Two US comrades investigate the tent city in Sacramento, California

I’ll be around in the dark. I’ll be ever’where. Wherever there’s a fight so hungry people can eat, I’ll be there. Wherever there’s a cop beatin’ up a guy, I’ll be there. I’ll be in the way guys yell when they’re mad…An’ when our folks eat the stuff they raise an’ live in the houses they build—why I’ll be there.”

Tom Joad in John Steinbeck’s Grapes of Wrath

The world at once present and absent that the spectacle holds up to view is the world of the commodity dominating all living experience. The world of the commodity is thus shown for it , because its development is identical to people’s estrangement from each other and from everything they produce.

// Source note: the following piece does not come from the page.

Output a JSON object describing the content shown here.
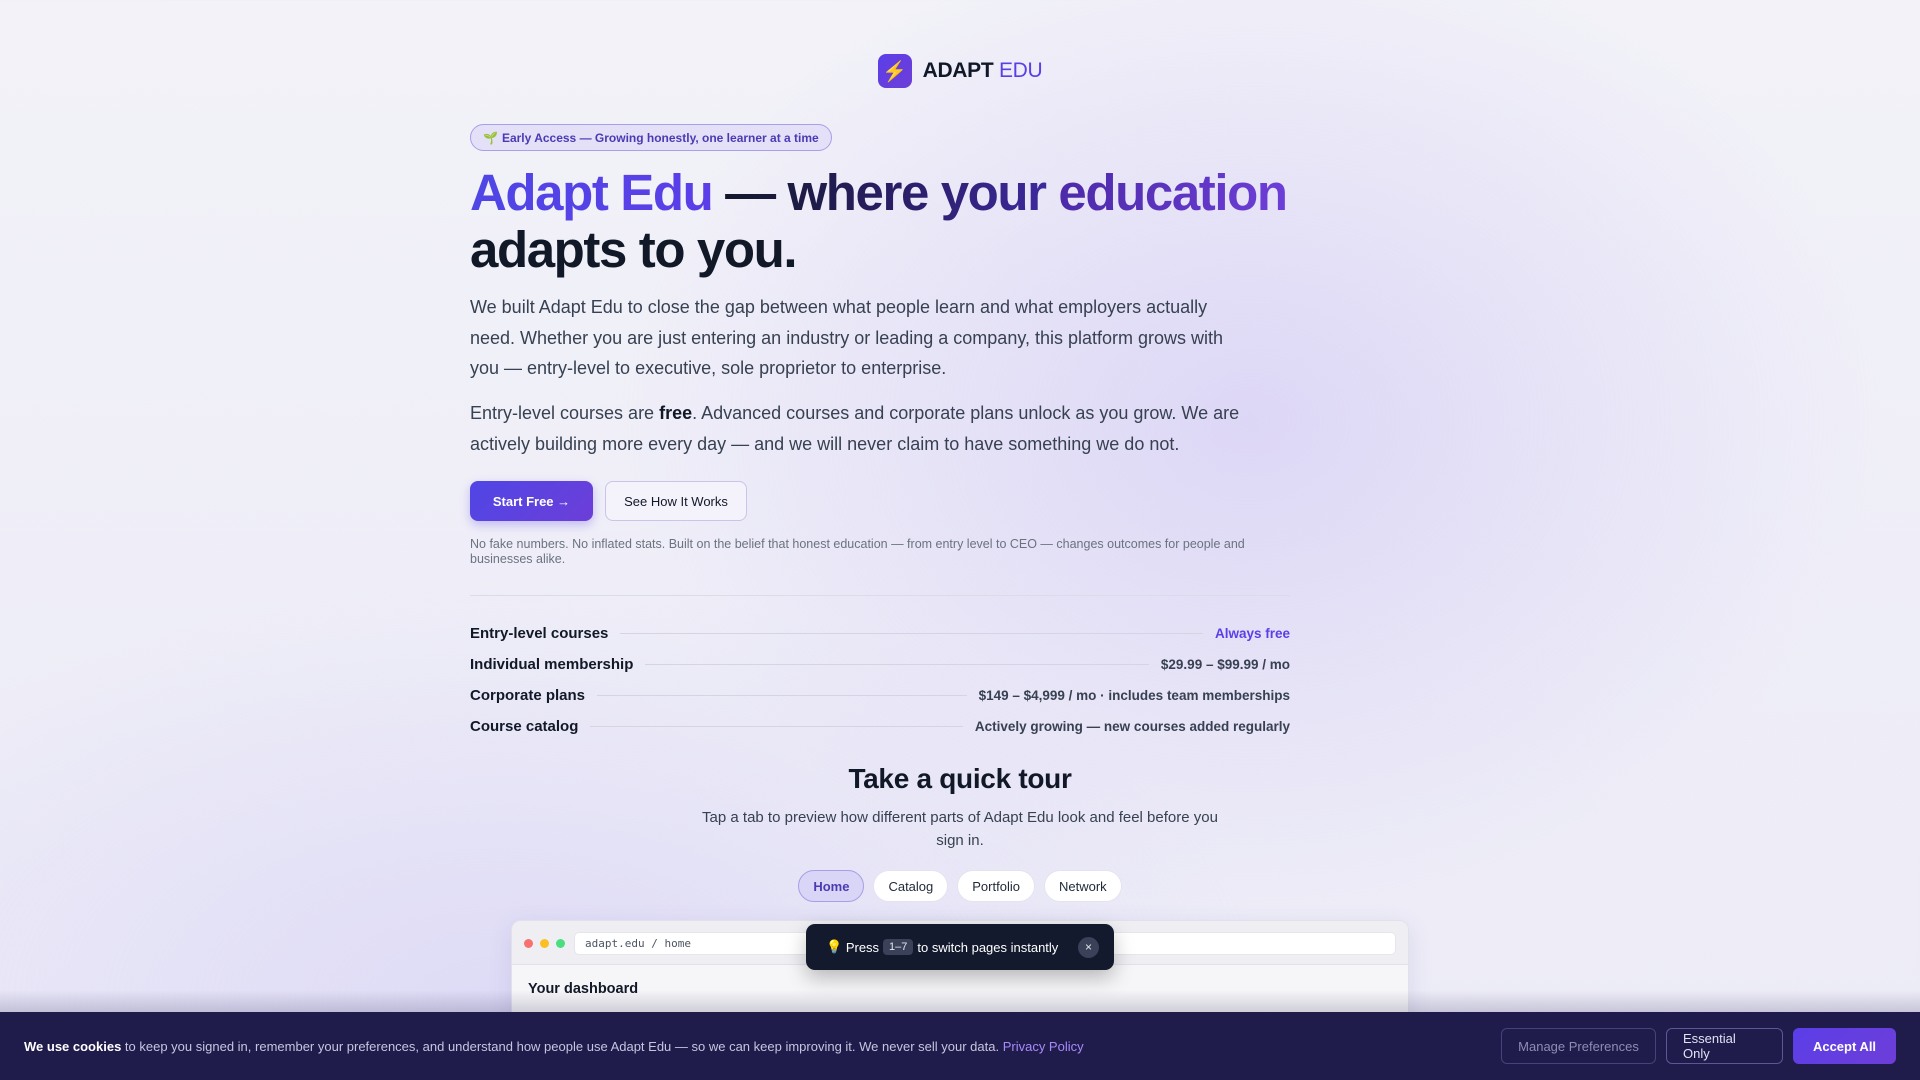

Thesis #37 in Guy Debord’s Society of the Spectacle

On Wednesday, March 18, a comrade and I drove from San Francisco to investigate the tent city in Sacramento that we had been hearing so much about in the bourgeois media. It had been covered in most daily city papers in the U.S. like the New York and Los Angeles Times, and on TV everywhere from local new broadcasts to a special expose for Oprah Winfrey’s show. Television crews from Germany, Switzerland and the U.K. had covered it too and many video clips can be found on YouTube (a simple internet search of “Sacramento tent city” will result in countless articles, videos, audio interviews, and other news sources).